The first aspect is the implementation of the cover system. Now this is no Gears of War. On first appearances the cover in Medal of Honor can even seem fiddly and frustrating. It can be hard to tell when you are attached to a building or object and can pop your head out, and when you will simply run off. There have been a couple of times when I thought I was going to just pop my head out for a quick shot, but instead I ran screaming across the battlefield to my death. Once you get used to the more subtle implementation of cover, you can start to really use it tactically to work your way through the level. This really only comes into its own when you are playing on the harder settings, as this forces you to take your time before charging forwards.
The ingenious aspect of the cover is that you can use the Nun-chuck’s analogue stick to poke your head around corners in different directions. You can peer around the left or right of an object, or even stoop lower down to look through or under vehicles or carts. I have even found occasion where I was crouched behind a wall, when I noticed a hole in the wall, I used the Nun-chuck to lower my vision and was able to pop a few shots off through the hole.
The other glowing aspect is the analogue control system. You can ease out just the tip of your gun and let some shots off. This has a great advantage over using a button to pop out as you have more control over how much of you is exposed, and how much of a target you present to the opposing player. This comes into its own in multiplayer as you often get yourself hold up in different cover as you each try and out fox each other with your shots.
In addition to the cover system, this was one of the first games on the Wii to implement the first person shooting via the Wii-mote. Admittedly this has been done elsewhere, and since its release it has become quite a common system. But when it first came out, it really did present the game industries first baby steps towards achieving a usable first person shooter on the Wii. This was obviously not a total success as the verdict is still out as we wait for the perfect system. But it was enough of a step forward to be an exciting experience at the time.
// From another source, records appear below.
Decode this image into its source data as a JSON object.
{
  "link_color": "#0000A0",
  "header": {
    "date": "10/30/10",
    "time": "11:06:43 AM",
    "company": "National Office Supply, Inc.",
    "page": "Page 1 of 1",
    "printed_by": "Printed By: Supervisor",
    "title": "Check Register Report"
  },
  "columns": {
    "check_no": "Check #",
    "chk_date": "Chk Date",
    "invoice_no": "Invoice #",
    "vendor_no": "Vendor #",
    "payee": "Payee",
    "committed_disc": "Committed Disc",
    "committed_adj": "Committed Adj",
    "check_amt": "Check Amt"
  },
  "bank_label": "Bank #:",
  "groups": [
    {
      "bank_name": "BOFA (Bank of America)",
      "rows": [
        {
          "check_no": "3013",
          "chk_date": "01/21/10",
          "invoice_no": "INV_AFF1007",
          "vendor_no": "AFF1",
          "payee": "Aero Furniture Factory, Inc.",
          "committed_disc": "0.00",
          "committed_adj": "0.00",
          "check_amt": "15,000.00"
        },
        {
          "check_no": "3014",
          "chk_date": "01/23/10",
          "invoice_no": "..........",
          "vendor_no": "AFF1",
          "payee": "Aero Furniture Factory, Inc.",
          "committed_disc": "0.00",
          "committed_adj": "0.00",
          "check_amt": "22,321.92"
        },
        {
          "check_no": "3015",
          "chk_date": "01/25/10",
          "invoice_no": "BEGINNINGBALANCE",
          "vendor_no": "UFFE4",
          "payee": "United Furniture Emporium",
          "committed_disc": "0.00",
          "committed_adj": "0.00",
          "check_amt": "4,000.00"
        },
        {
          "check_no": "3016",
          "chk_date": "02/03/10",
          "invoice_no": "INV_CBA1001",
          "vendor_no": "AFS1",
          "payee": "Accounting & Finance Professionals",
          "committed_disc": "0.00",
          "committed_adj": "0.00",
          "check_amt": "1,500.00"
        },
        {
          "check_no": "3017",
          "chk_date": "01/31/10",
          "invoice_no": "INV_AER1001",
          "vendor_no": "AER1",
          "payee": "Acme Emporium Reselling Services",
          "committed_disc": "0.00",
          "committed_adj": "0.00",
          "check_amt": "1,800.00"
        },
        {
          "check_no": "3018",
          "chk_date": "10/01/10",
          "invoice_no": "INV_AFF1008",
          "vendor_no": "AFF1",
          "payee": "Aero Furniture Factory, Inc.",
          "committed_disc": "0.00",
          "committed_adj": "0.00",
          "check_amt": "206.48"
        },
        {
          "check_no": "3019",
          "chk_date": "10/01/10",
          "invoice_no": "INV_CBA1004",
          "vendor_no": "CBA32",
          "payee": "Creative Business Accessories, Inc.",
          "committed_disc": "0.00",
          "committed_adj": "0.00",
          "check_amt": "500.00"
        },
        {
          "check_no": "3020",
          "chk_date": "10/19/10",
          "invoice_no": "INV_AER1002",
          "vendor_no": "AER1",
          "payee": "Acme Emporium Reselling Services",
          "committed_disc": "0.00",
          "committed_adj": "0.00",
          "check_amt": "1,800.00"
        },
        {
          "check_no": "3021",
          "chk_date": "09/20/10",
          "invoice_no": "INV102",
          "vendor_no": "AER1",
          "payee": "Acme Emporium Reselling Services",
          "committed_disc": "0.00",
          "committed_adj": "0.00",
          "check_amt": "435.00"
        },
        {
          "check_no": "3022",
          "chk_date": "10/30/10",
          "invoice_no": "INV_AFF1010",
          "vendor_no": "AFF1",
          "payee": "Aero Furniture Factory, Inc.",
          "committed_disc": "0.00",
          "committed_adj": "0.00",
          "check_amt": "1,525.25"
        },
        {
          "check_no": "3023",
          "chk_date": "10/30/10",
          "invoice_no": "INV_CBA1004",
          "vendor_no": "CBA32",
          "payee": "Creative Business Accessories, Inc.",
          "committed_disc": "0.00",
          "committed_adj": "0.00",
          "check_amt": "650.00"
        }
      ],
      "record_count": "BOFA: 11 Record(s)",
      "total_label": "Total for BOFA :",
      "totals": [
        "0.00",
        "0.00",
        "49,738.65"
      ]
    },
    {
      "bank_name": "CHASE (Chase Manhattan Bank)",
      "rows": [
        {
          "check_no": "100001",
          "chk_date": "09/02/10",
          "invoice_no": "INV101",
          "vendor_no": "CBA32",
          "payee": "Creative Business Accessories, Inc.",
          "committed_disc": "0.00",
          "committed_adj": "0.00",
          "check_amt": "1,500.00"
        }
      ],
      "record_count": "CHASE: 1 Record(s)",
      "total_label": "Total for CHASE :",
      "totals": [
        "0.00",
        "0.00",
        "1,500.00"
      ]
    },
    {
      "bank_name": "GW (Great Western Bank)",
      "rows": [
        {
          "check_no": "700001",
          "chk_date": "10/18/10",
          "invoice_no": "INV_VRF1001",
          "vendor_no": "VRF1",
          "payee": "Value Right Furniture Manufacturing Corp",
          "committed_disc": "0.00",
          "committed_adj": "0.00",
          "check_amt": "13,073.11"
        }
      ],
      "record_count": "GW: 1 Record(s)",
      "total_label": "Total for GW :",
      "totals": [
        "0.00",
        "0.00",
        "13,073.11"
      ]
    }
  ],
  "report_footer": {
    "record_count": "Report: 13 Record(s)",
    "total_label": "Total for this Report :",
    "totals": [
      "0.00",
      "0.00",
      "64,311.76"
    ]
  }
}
I was particularly impressed with how well the system worked when need to hit an accurate head shot. This was something I always struggled with on traditional console controls. Medal of Honor enables you to use the Wii-mote to affect shots with precision pin point accuracy. Although this was a little clunkier for up close combat, it offered an entirely new alternative to the mouse/keyboard versus joypad dichotomy. Not only could it be played in the lounge, but it also offered that mouse like sensitivity for sniping and distance shots.
Sadly Medal of Honor is not going to be remembered as a stand out Wii title. But if it is remembered at all it should be for these ingenious aspects of the game, rather than its mediocre graphics, or even its serviceable musical score. With it getting a little longer in the tooth, you may even be able to pick it up for a bargain price.